USD, gold, silver and copper have stabilized. Oil is rising. Natgas has stabilized.
The Cleveland Fed’s inflation Nowcast is shocking with 2Q26 Quarterly annualized percent change predicted to be 6.13%. This includes energy and food prices and is the basis for calculating the yield on TIPS and I-Bonds.
The Atlanta Fed’s Latest GDPNow Estimate for 2026:Q2 is 3.5%, a very healthy reading and a sudden jump from the last few readings which were around 1.5%.
Economic activity in the manufacturing sector expanded in April for the fourth consecutive month, say the nation’s supply executives in the latest ISM® Manufacturing PMI® Report. The Manufacturing PMI® registered 52.7 percent in April, the same reading as March. The overall economy continued in expansion for the 18th month in a row.

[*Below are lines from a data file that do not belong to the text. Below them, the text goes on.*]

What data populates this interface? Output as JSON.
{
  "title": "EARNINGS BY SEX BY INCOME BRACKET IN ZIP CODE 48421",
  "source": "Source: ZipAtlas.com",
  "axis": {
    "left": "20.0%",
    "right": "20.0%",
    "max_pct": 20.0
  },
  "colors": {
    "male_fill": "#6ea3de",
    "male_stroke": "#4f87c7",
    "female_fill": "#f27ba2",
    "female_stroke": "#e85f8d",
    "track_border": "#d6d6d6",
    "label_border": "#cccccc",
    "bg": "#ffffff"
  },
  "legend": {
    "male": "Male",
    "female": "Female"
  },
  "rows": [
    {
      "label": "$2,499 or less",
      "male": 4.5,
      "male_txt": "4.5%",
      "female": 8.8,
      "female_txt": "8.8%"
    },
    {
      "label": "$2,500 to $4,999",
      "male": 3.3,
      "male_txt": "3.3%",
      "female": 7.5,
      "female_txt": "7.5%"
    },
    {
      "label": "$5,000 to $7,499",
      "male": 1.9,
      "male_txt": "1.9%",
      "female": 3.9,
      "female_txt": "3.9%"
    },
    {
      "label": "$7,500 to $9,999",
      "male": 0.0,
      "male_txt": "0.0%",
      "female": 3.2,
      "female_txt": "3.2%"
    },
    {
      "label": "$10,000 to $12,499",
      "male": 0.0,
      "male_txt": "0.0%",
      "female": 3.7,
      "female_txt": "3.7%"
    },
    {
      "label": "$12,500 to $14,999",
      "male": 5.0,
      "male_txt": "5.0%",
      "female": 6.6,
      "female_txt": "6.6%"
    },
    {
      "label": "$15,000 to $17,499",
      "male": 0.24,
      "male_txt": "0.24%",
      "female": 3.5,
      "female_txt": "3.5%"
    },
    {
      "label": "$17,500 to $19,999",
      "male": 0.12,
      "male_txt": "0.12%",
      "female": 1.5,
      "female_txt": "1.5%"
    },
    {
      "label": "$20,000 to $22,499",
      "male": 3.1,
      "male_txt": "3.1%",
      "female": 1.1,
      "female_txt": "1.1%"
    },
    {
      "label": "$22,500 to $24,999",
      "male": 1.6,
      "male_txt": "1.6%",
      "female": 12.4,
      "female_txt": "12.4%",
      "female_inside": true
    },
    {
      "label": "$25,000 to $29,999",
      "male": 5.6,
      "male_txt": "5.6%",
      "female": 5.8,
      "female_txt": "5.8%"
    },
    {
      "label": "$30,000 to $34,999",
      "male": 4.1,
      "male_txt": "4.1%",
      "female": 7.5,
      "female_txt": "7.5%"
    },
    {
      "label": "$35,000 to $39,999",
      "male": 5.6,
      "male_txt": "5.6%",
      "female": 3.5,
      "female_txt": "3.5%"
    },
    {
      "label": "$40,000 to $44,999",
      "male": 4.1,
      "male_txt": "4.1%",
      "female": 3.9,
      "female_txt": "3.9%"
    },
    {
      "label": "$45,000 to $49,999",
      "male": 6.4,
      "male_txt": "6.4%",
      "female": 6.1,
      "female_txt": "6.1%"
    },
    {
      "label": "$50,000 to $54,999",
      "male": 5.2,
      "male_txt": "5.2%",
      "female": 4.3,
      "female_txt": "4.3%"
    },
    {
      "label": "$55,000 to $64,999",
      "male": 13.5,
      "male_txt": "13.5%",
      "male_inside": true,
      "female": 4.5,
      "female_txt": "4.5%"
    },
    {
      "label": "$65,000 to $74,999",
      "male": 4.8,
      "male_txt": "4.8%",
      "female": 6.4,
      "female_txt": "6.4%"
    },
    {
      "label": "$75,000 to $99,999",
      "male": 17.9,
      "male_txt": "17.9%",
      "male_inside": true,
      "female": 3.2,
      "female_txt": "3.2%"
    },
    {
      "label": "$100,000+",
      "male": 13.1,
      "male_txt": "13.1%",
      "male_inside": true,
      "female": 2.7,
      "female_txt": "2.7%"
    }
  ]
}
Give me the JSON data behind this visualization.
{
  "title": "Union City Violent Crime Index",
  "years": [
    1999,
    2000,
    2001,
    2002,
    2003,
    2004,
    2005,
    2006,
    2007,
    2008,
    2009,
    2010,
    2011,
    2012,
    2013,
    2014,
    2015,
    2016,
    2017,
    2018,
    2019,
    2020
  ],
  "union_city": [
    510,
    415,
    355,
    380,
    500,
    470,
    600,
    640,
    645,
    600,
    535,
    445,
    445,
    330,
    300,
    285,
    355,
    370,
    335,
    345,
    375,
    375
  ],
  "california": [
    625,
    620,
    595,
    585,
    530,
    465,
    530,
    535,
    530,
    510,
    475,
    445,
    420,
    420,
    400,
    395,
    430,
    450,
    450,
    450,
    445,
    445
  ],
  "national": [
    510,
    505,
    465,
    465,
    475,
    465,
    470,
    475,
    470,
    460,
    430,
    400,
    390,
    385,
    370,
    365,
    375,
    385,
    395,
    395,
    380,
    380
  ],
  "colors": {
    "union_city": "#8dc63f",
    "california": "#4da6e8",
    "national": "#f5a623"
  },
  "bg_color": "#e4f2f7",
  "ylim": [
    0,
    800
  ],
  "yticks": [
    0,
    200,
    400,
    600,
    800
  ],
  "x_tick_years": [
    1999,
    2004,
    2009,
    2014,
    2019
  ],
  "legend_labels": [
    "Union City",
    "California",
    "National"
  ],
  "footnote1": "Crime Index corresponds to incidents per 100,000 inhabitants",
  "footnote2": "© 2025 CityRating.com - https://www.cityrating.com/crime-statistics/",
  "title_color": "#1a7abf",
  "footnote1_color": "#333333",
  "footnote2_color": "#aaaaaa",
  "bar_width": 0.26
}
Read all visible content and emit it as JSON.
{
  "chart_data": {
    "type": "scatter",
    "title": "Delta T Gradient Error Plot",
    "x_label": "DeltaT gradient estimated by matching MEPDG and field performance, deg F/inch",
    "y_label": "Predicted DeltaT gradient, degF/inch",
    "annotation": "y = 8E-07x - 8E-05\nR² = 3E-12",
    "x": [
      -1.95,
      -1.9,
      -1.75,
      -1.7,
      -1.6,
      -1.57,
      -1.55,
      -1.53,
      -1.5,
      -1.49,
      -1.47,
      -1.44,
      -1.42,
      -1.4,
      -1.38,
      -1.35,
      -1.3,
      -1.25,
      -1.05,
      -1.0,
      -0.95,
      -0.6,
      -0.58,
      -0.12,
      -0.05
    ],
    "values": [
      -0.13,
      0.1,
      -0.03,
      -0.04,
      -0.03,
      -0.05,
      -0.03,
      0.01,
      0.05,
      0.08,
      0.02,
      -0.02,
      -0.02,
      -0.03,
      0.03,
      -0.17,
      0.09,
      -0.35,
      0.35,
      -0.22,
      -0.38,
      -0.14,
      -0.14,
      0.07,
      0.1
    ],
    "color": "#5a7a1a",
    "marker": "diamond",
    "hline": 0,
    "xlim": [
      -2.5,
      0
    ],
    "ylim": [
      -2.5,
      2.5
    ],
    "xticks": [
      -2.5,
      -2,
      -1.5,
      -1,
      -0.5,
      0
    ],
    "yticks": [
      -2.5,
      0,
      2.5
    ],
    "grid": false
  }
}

Economic activity in the services sector continued to expand in March, say the nation’s purchasing and supply executives in the latest ISM® Services PMI® Report. The Services PMI® registered 54 percent, the 21st consecutive month in expansion territory. Services represent 80% of GPD. The Employment Index contracted for the first time in four months with a reading of 45.2 percent, a 6.6-percentage point decrease from the 51.8 percent recorded in February.
This didn’t show up in Initial Unemployment claims which is still very low.
Jerome Powell will be turning over the Chair of the FOMC to Kevin Warsh in two weeks. I discussed this here. The markets don’t expect a fed funds rate cut. If Warsh forces one through (not likely) the markets will flip. Since inflation is so high, economic growth is strong and unemployment isn’t growing there’s absolutely no justification for the Fed to cut.
The markets are totally ignoring the war on Iran.